The Austrian investment market was never likely to better the year 2019, which saw an all-time record of €6.3bn transacted. And with the impact of COVID in 2020, the amount actually achieved - €3.3bn – is being viewed in the Austrian market as respectable enough.
Property adviser CBRE in Vienna is actually of the view that Brexit was only partly to blame for the practical halving of the market’s volume. In their view, a lack of suitable product also played a major role. While this shortage is unlikely to disappear in the next couple of years, they nonetheless are predicting a notable upturn this year.
According to CBRE’s head of investment properties, Georg Fichtinger, demand remains high, but new office completions will be limited. The new realities of COVID are affecting demand, along with the inevitable higher standards of assets meeting stringent sustainability and ESG criteria, he says.
Residential properties were the most in demand in 2020, surpassing office. Last year saw a peak in residential completions in Vienna, albeit with the numbers set to fall in 2021, to about 17,000 new units. A report from Bank Austria put Austria’s housing construction industry as one of Europe’s highest growth sectors last year.

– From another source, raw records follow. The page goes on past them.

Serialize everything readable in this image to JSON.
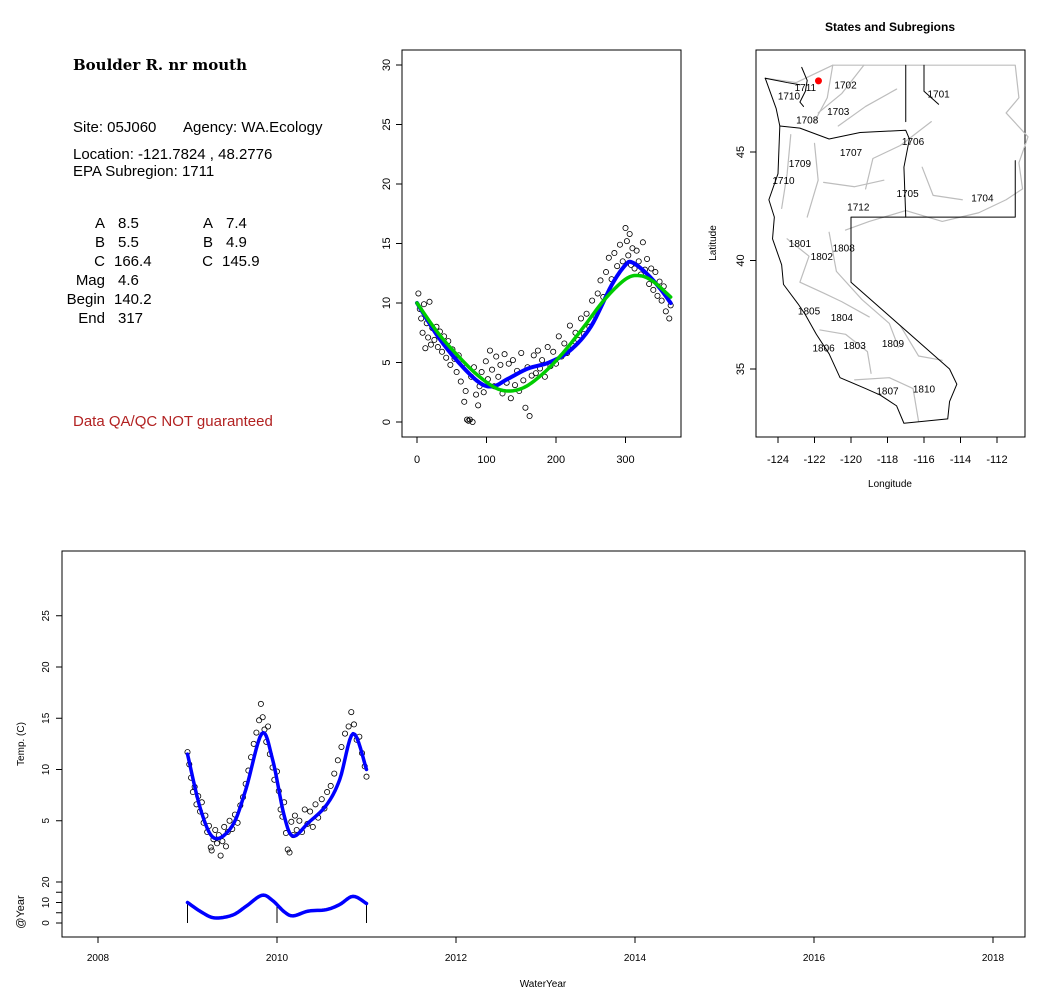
{
  "site_info": {
    "title": "Boulder R. nr mouth",
    "site": "Site: 05J060",
    "agency": "Agency: WA.Ecology",
    "location": "Location: -121.7824 , 48.2776",
    "subregion": "EPA Subregion: 1711",
    "qa_note": "Data QA/QC NOT guaranteed",
    "params_left": [
      {
        "label": "A",
        "value": "8.5"
      },
      {
        "label": "B",
        "value": "5.5"
      },
      {
        "label": "C",
        "value": "166.4"
      },
      {
        "label": "Mag",
        "value": "4.6"
      },
      {
        "label": "Begin",
        "value": "140.2"
      },
      {
        "label": "End",
        "value": "317"
      }
    ],
    "params_right": [
      {
        "label": "A",
        "value": "7.4"
      },
      {
        "label": "B",
        "value": "4.9"
      },
      {
        "label": "C",
        "value": "145.9"
      }
    ]
  },
  "chart_data": [
    {
      "type": "scatter",
      "title": "",
      "xlabel": "",
      "ylabel": "",
      "xlim": [
        -5,
        370
      ],
      "ylim": [
        -1,
        31
      ],
      "xticks": [
        "0",
        "100",
        "200",
        "300"
      ],
      "yticks": [
        "0",
        "5",
        "10",
        "15",
        "20",
        "25",
        "30"
      ],
      "points": [
        [
          2,
          10.8
        ],
        [
          4,
          9.5
        ],
        [
          6,
          8.7
        ],
        [
          8,
          7.5
        ],
        [
          10,
          9.9
        ],
        [
          12,
          6.2
        ],
        [
          14,
          8.3
        ],
        [
          16,
          7.1
        ],
        [
          18,
          10.1
        ],
        [
          20,
          6.5
        ],
        [
          22,
          7.9
        ],
        [
          25,
          6.9
        ],
        [
          28,
          8.0
        ],
        [
          30,
          6.3
        ],
        [
          33,
          7.6
        ],
        [
          36,
          5.9
        ],
        [
          39,
          7.2
        ],
        [
          42,
          5.4
        ],
        [
          45,
          6.8
        ],
        [
          48,
          4.8
        ],
        [
          51,
          6.1
        ],
        [
          54,
          5.3
        ],
        [
          57,
          4.2
        ],
        [
          60,
          5.6
        ],
        [
          63,
          3.4
        ],
        [
          66,
          4.9
        ],
        [
          68,
          1.7
        ],
        [
          70,
          2.6
        ],
        [
          72,
          0.2
        ],
        [
          74,
          0.1
        ],
        [
          76,
          0.2
        ],
        [
          78,
          3.8
        ],
        [
          80,
          0.0
        ],
        [
          82,
          4.6
        ],
        [
          85,
          2.3
        ],
        [
          88,
          1.4
        ],
        [
          90,
          3.0
        ],
        [
          93,
          4.2
        ],
        [
          96,
          2.5
        ],
        [
          99,
          5.1
        ],
        [
          102,
          3.6
        ],
        [
          105,
          6.0
        ],
        [
          108,
          4.4
        ],
        [
          111,
          3.0
        ],
        [
          114,
          5.5
        ],
        [
          117,
          3.8
        ],
        [
          120,
          4.8
        ],
        [
          123,
          2.4
        ],
        [
          126,
          5.7
        ],
        [
          129,
          3.3
        ],
        [
          132,
          4.9
        ],
        [
          135,
          2.0
        ],
        [
          138,
          5.2
        ],
        [
          141,
          3.1
        ],
        [
          144,
          4.3
        ],
        [
          147,
          2.6
        ],
        [
          150,
          5.8
        ],
        [
          153,
          3.5
        ],
        [
          156,
          1.2
        ],
        [
          159,
          4.6
        ],
        [
          162,
          0.5
        ],
        [
          165,
          3.9
        ],
        [
          168,
          5.6
        ],
        [
          171,
          4.1
        ],
        [
          174,
          6.0
        ],
        [
          177,
          4.5
        ],
        [
          180,
          5.2
        ],
        [
          184,
          3.8
        ],
        [
          188,
          6.3
        ],
        [
          192,
          4.7
        ],
        [
          196,
          5.9
        ],
        [
          200,
          4.9
        ],
        [
          204,
          7.2
        ],
        [
          208,
          5.5
        ],
        [
          212,
          6.6
        ],
        [
          216,
          5.8
        ],
        [
          220,
          8.1
        ],
        [
          224,
          6.4
        ],
        [
          228,
          7.5
        ],
        [
          232,
          6.9
        ],
        [
          236,
          8.7
        ],
        [
          240,
          7.4
        ],
        [
          244,
          9.1
        ],
        [
          248,
          8.0
        ],
        [
          252,
          10.2
        ],
        [
          256,
          9.0
        ],
        [
          260,
          10.8
        ],
        [
          264,
          11.9
        ],
        [
          268,
          10.5
        ],
        [
          272,
          12.6
        ],
        [
          276,
          13.8
        ],
        [
          280,
          12.0
        ],
        [
          284,
          14.2
        ],
        [
          288,
          13.1
        ],
        [
          292,
          14.9
        ],
        [
          296,
          13.5
        ],
        [
          300,
          16.3
        ],
        [
          302,
          15.2
        ],
        [
          304,
          14.0
        ],
        [
          306,
          15.8
        ],
        [
          308,
          13.2
        ],
        [
          310,
          14.6
        ],
        [
          313,
          12.9
        ],
        [
          316,
          14.4
        ],
        [
          319,
          13.5
        ],
        [
          322,
          12.4
        ],
        [
          325,
          15.1
        ],
        [
          328,
          12.8
        ],
        [
          331,
          13.7
        ],
        [
          334,
          11.6
        ],
        [
          337,
          12.9
        ],
        [
          340,
          11.1
        ],
        [
          343,
          12.6
        ],
        [
          346,
          10.6
        ],
        [
          349,
          11.8
        ],
        [
          352,
          10.2
        ],
        [
          355,
          11.4
        ],
        [
          358,
          9.3
        ],
        [
          361,
          10.5
        ],
        [
          363,
          8.7
        ],
        [
          365,
          9.8
        ]
      ],
      "series": [
        {
          "name": "fit-blue",
          "color": "#0000ff",
          "x": [
            0,
            30,
            60,
            90,
            110,
            130,
            160,
            190,
            220,
            250,
            280,
            300,
            310,
            330,
            350,
            365
          ],
          "y": [
            10,
            7.2,
            5,
            3.3,
            3,
            3.6,
            4.5,
            5,
            6,
            8,
            11.5,
            13.2,
            13.4,
            12.5,
            11.2,
            10
          ]
        },
        {
          "name": "fit-green",
          "color": "#00cc00",
          "x": [
            0,
            30,
            60,
            90,
            120,
            150,
            180,
            210,
            240,
            270,
            300,
            320,
            340,
            365
          ],
          "y": [
            10,
            7.5,
            5.5,
            3.8,
            2.7,
            2.8,
            4,
            5.8,
            8,
            10.3,
            12,
            12.3,
            11.8,
            10.5
          ]
        }
      ]
    },
    {
      "type": "map",
      "title": "States and Subregions",
      "xlabel": "Longitude",
      "ylabel": "Latitude",
      "xlim": [
        -125.2,
        -110.5
      ],
      "ylim": [
        32.3,
        49.6
      ],
      "xticks": [
        "-124",
        "-122",
        "-120",
        "-118",
        "-116",
        "-114",
        "-112"
      ],
      "yticks": [
        "35",
        "40",
        "45"
      ],
      "site": {
        "lon": -121.7824,
        "lat": 48.2776,
        "color": "#ff0000"
      },
      "labels": [
        {
          "text": "1711",
          "lon": -122.5,
          "lat": 48.0
        },
        {
          "text": "1702",
          "lon": -120.3,
          "lat": 48.1
        },
        {
          "text": "1701",
          "lon": -115.2,
          "lat": 47.7
        },
        {
          "text": "1710",
          "lon": -123.4,
          "lat": 47.6
        },
        {
          "text": "1703",
          "lon": -120.7,
          "lat": 46.9
        },
        {
          "text": "1708",
          "lon": -122.4,
          "lat": 46.5
        },
        {
          "text": "1706",
          "lon": -116.6,
          "lat": 45.5
        },
        {
          "text": "1707",
          "lon": -120.0,
          "lat": 45.0
        },
        {
          "text": "1709",
          "lon": -122.8,
          "lat": 44.5
        },
        {
          "text": "1710",
          "lon": -123.7,
          "lat": 43.7
        },
        {
          "text": "1705",
          "lon": -116.9,
          "lat": 43.1
        },
        {
          "text": "1704",
          "lon": -112.8,
          "lat": 42.9
        },
        {
          "text": "1712",
          "lon": -119.6,
          "lat": 42.5
        },
        {
          "text": "1801",
          "lon": -122.8,
          "lat": 40.8
        },
        {
          "text": "1808",
          "lon": -120.4,
          "lat": 40.6
        },
        {
          "text": "1802",
          "lon": -121.6,
          "lat": 40.2
        },
        {
          "text": "1805",
          "lon": -122.3,
          "lat": 37.7
        },
        {
          "text": "1804",
          "lon": -120.5,
          "lat": 37.4
        },
        {
          "text": "1806",
          "lon": -121.5,
          "lat": 36.0
        },
        {
          "text": "1803",
          "lon": -119.8,
          "lat": 36.1
        },
        {
          "text": "1809",
          "lon": -117.7,
          "lat": 36.2
        },
        {
          "text": "1807",
          "lon": -118.0,
          "lat": 34.0
        },
        {
          "text": "1810",
          "lon": -116.0,
          "lat": 34.1
        }
      ]
    },
    {
      "type": "line",
      "title": "",
      "xlabel": "WaterYear",
      "ylabel": "Temp. (C)",
      "ylabel2": "@Year",
      "xlim": [
        2007.6,
        2018.4
      ],
      "xticks": [
        "2008",
        "2010",
        "2012",
        "2014",
        "2016",
        "2018"
      ],
      "yticks": [
        "5",
        "10",
        "15",
        "20",
        "25"
      ],
      "yticks2": [
        "0",
        "10",
        "20"
      ],
      "points": [
        [
          2009.0,
          11.7
        ],
        [
          2009.02,
          10.5
        ],
        [
          2009.04,
          9.2
        ],
        [
          2009.06,
          7.8
        ],
        [
          2009.08,
          8.3
        ],
        [
          2009.1,
          6.6
        ],
        [
          2009.12,
          7.4
        ],
        [
          2009.14,
          5.9
        ],
        [
          2009.16,
          6.8
        ],
        [
          2009.18,
          4.8
        ],
        [
          2009.2,
          5.5
        ],
        [
          2009.22,
          3.9
        ],
        [
          2009.24,
          4.5
        ],
        [
          2009.26,
          2.4
        ],
        [
          2009.27,
          2.1
        ],
        [
          2009.29,
          3.2
        ],
        [
          2009.31,
          4.1
        ],
        [
          2009.33,
          2.8
        ],
        [
          2009.35,
          3.6
        ],
        [
          2009.37,
          1.6
        ],
        [
          2009.39,
          3.0
        ],
        [
          2009.41,
          4.4
        ],
        [
          2009.43,
          2.5
        ],
        [
          2009.45,
          3.9
        ],
        [
          2009.47,
          5.0
        ],
        [
          2009.5,
          4.2
        ],
        [
          2009.53,
          5.6
        ],
        [
          2009.56,
          4.8
        ],
        [
          2009.59,
          6.5
        ],
        [
          2009.62,
          7.3
        ],
        [
          2009.65,
          8.6
        ],
        [
          2009.68,
          9.9
        ],
        [
          2009.71,
          11.2
        ],
        [
          2009.74,
          12.5
        ],
        [
          2009.77,
          13.6
        ],
        [
          2009.8,
          14.8
        ],
        [
          2009.82,
          16.4
        ],
        [
          2009.84,
          15.1
        ],
        [
          2009.86,
          13.9
        ],
        [
          2009.88,
          12.7
        ],
        [
          2009.9,
          14.2
        ],
        [
          2009.92,
          11.5
        ],
        [
          2009.95,
          10.2
        ],
        [
          2009.97,
          9.0
        ],
        [
          2010.0,
          9.8
        ],
        [
          2010.02,
          7.9
        ],
        [
          2010.04,
          6.1
        ],
        [
          2010.06,
          5.4
        ],
        [
          2010.08,
          6.8
        ],
        [
          2010.1,
          3.8
        ],
        [
          2010.12,
          2.2
        ],
        [
          2010.14,
          1.9
        ],
        [
          2010.16,
          4.9
        ],
        [
          2010.18,
          3.6
        ],
        [
          2010.2,
          5.5
        ],
        [
          2010.22,
          4.1
        ],
        [
          2010.25,
          5.0
        ],
        [
          2010.28,
          3.9
        ],
        [
          2010.31,
          6.1
        ],
        [
          2010.34,
          4.7
        ],
        [
          2010.37,
          5.9
        ],
        [
          2010.4,
          4.4
        ],
        [
          2010.43,
          6.6
        ],
        [
          2010.46,
          5.3
        ],
        [
          2010.5,
          7.1
        ],
        [
          2010.53,
          6.2
        ],
        [
          2010.56,
          7.8
        ],
        [
          2010.6,
          8.4
        ],
        [
          2010.64,
          9.6
        ],
        [
          2010.68,
          10.9
        ],
        [
          2010.72,
          12.2
        ],
        [
          2010.76,
          13.5
        ],
        [
          2010.8,
          14.2
        ],
        [
          2010.83,
          15.6
        ],
        [
          2010.86,
          14.4
        ],
        [
          2010.89,
          12.9
        ],
        [
          2010.92,
          13.2
        ],
        [
          2010.95,
          11.6
        ],
        [
          2010.98,
          10.3
        ],
        [
          2011.0,
          9.3
        ]
      ],
      "series": [
        {
          "name": "temp-fit",
          "color": "#0000ff",
          "x": [
            2009.0,
            2009.15,
            2009.3,
            2009.5,
            2009.65,
            2009.83,
            2009.95,
            2010.08,
            2010.18,
            2010.35,
            2010.55,
            2010.7,
            2010.85,
            2011.0
          ],
          "y": [
            11.5,
            6,
            3.3,
            4.5,
            8,
            13.5,
            11,
            5.5,
            3.5,
            4.8,
            6.5,
            9,
            13.5,
            10
          ]
        },
        {
          "name": "year-fit",
          "color": "#0000ff",
          "x": [
            2009.0,
            2009.15,
            2009.3,
            2009.5,
            2009.65,
            2009.83,
            2009.95,
            2010.08,
            2010.18,
            2010.35,
            2010.55,
            2010.7,
            2010.85,
            2011.0
          ],
          "y": [
            10,
            5.5,
            2.5,
            3.8,
            8,
            13.5,
            11,
            5.5,
            3.5,
            5.8,
            6.5,
            9,
            13,
            9.5
          ]
        }
      ],
      "year_markers": [
        2009,
        2010,
        2011
      ]
    }
  ]
}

At the luxury end of the market, demand remains strong, particularly in the Alps and the lakes regions, as people assess their home-office opportunities in a new light. Kitzbühel, with its proximity to Munich, is much in demand, along with the lake areas of Carynthia and Salzburg, with their obvious advantages for second homes.
Although yields for both office and residential continue to fall, rents so far are remaining stable, said CBRE’s CEO Andreas Ridder.
Austria’s Housing Price Index increased to an all-time high of 139.23 points. This put Austria among the best-performing property markets in the EU, along with Germany, Luxembourg, Sweden, Portugal and Malta, which all registered above average price growth. By contrast, countries like Finland, Spain and France all saw below-average increases.
Also in heavy demand in Austria was logistics, with many investors coming away empty-handed because of lack of suitable assets. Still, there was more speculative logistics space built than for owner-occupiers than in the previous year.
Not surprisingly, the situation is gloomy in the retail and hospitality sectors, particularly for a country in which tourism plays such a significant role. Up to a quarter of small and medium-sized business are expected to file for insolvency this year as a result of the repeated lockdowns. Prime rents in retail are already falling, by an estimated 7-8%. In the hotel sector, more assets in the pipeline are being prepped for conversion to other uses, with the figure for 2023 already at a whopping 50%.